Is there any way you could self fund for the mri rather than wait....I have done that in the past as there are long waits for certain investigations in the UK too, but I appreciate they don't come cheap, however you will only have peace of mind once MS is excluded from your diagnosis. Can you not bring your appointment forward and have you discussed your thoughts about MS with your GP who may order the brain mri? I know little about the Canadisn Healthcare but it's so frustrating when we have to wait.
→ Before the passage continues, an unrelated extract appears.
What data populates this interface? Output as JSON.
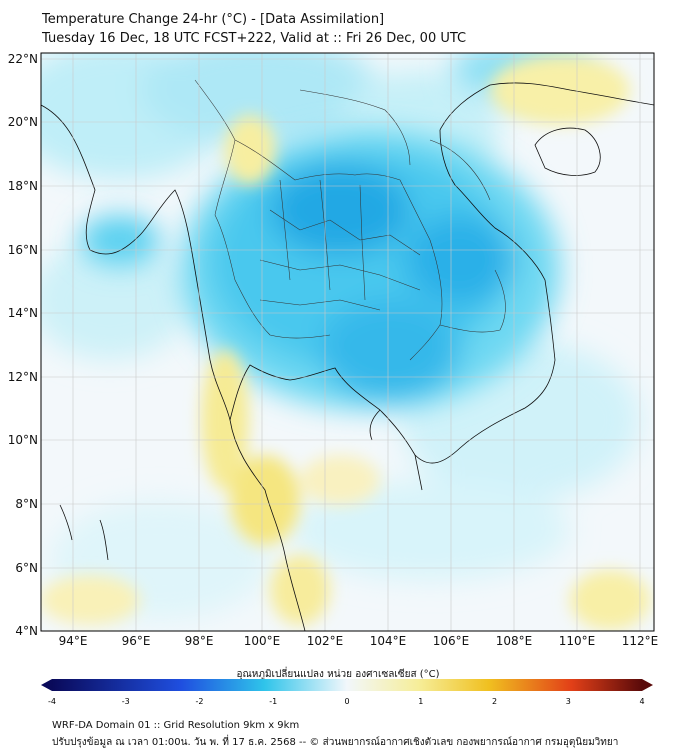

How is your appeal for the surgeries going, is it any nearer? I'm sorry you are going through all of this and wish you luck with the appeal and look forward to one day reading your post-op outcomes, hopefully in the not-too-distant future .

Very best wishes

Lynda

Maddie, I am sorry about the latest developments. I am not familiar with how the Canadian system works in terms of specialist referrals (whether in or out of country), but a specialized clinic should be able to give you a comprehensive workup. I think this would be beneficial, as there are many things that are said to cause or contribute to a MS diagnosis.

If you did not already see the new Q & A column I just posted in the Cutting Edge forum, take a look at the interviewee's comments (Dr. Bowen). Maybe we can find someone like that in Ontario?

By the way, I started that particular Q & A several months ago. I got back the draft from Dr. Bowen the same day you posted. Sorry for not responding earlier!

Referral
 

Maddie,

Dr. Bowen was kind enough to provide the name of a doctor for you, I'll send you a private message. I hope you are doing well these days.